Os tentáculos de Youssef
À medida que avançam as investigações da Polícia Federal vinculadas à Operação Lava Jato vai se descobrindo a extensão do esquema montado pelo doleiro londrinense Alberto Youssef para desviar dinheiro público. Com grande influência e poder de persuasão entre políticos e detentores de cargos públicos, os ramos de atuação de Youssef foram ampliados e, pode-se afirmar, atingiram níveis inimagináveis para os cidadãos comuns.

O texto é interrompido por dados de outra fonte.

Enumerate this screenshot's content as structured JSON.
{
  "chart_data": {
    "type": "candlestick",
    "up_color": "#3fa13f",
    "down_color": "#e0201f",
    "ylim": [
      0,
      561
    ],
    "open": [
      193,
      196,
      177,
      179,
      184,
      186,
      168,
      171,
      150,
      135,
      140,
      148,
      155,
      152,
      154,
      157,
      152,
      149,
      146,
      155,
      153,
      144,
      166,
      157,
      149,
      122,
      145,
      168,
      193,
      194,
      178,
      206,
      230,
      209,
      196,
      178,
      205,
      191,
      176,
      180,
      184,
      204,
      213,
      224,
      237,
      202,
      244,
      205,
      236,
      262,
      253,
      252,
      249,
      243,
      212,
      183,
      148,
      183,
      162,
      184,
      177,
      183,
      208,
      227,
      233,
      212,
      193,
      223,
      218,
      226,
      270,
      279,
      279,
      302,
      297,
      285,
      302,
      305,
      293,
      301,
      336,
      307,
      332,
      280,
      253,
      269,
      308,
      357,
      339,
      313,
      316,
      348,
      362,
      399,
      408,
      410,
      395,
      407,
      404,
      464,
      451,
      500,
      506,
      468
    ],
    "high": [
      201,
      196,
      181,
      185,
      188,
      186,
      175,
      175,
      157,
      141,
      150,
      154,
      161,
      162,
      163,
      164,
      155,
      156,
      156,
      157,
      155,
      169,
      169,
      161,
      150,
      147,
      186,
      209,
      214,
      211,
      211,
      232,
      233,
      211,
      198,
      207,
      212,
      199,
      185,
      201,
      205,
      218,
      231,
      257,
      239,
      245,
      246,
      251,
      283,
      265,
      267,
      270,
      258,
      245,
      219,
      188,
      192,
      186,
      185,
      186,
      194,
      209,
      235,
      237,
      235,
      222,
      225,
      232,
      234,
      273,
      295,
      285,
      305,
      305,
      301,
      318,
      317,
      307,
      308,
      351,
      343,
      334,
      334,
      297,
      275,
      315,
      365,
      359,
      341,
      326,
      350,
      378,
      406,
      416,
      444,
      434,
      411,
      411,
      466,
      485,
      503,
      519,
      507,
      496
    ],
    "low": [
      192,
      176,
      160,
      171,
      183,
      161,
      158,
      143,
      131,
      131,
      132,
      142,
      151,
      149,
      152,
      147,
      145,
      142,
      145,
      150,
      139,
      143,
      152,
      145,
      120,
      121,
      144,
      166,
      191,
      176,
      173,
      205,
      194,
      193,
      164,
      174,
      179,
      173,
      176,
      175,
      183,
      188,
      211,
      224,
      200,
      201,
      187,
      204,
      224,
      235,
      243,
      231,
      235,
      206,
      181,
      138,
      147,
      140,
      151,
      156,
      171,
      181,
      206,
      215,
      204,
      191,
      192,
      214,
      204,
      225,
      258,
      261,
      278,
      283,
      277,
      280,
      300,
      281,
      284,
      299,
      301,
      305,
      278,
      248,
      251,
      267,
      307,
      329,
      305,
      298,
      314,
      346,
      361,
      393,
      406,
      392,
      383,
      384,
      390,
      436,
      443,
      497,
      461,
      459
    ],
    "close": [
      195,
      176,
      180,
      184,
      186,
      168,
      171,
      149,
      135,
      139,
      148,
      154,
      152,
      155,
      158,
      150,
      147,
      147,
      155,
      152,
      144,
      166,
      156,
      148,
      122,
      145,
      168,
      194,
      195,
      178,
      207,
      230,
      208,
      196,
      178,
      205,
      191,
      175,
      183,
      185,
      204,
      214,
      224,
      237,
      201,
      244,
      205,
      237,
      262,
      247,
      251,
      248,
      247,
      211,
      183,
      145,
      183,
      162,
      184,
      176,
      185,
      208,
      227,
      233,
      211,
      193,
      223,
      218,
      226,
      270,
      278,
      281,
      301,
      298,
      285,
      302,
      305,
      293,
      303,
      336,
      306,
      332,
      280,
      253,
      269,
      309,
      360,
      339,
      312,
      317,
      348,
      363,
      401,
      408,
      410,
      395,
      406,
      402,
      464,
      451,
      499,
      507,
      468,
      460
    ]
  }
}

A relação do doleiro com as autoridades não é nova. Conforme já mostrou a FOLHA, ele esteve envolvido em dois grandes escândalos regionais no início dos anos 90: AMA/Comurb, em Londrina, que culminou na cassação do prefeito Antônio Belinati e em desvios de recursos da Prefeitura de Maringá, cuja investigação também culminou na perda de mandato do então prefeito Jairo Gianotto. Em seguida, foi envolvido em outras duas grandes investigações: esquema de lavagem de dinheiro do antigo Banestado e em fraudes contra a Copel. As acusações contra ele vão desde formação de quadrilha, passando por falsificação de documento público, falsidade ideológica até chegar à lavagem de dinheiro. Chegou a ser preso algumas vezes mas foi beneficiado pela delação premiada.
Esses processos não "andaram" e também não intimidaram o doleiro, que continuou com suas operações ilegais. Agora, descobre-se que os seus "tentáculos" atingem até mesmo a Petrobras e os Correios. Por meio de empresas fantasmas ou sob a sua influência foram firmados vários contratos, cujo serviço ou entrega de produtos não ocorriam ou eram entregues a preços superfaturados. Hoje, a FOLHA veicula matéria em que Youssef é suspeito de ter participado de suposto superfaturamento nas obras de modernização da Refinaria Presidente Getúlio Vargas, em Araucária (Região Metropolitana de Curitiba). As investigações seguem em caráter sigiloso.
A partir de investigações como essas, pode-se também começar a entender por que a Petrobras tem registrado sucessivos prejuízos. A estatal tem monopólio na produção, refino e distribuição de combustíveis e tem operado no vermelho. A partir da divulgação de compras bilionárias de refinarias deficitárias, de superfaturamento em obras e em outras operações começam os esclarecimentos. Além desse megaesquema que vem à tona, pode-se supor que há muitos outros. É importante que a opinião pública cobre mais procedimentos como esses e que a punição ocorra mais rapidamente. Não se pode continuar a esperar décadas com pilhas de processos parados. O momento exige moralização.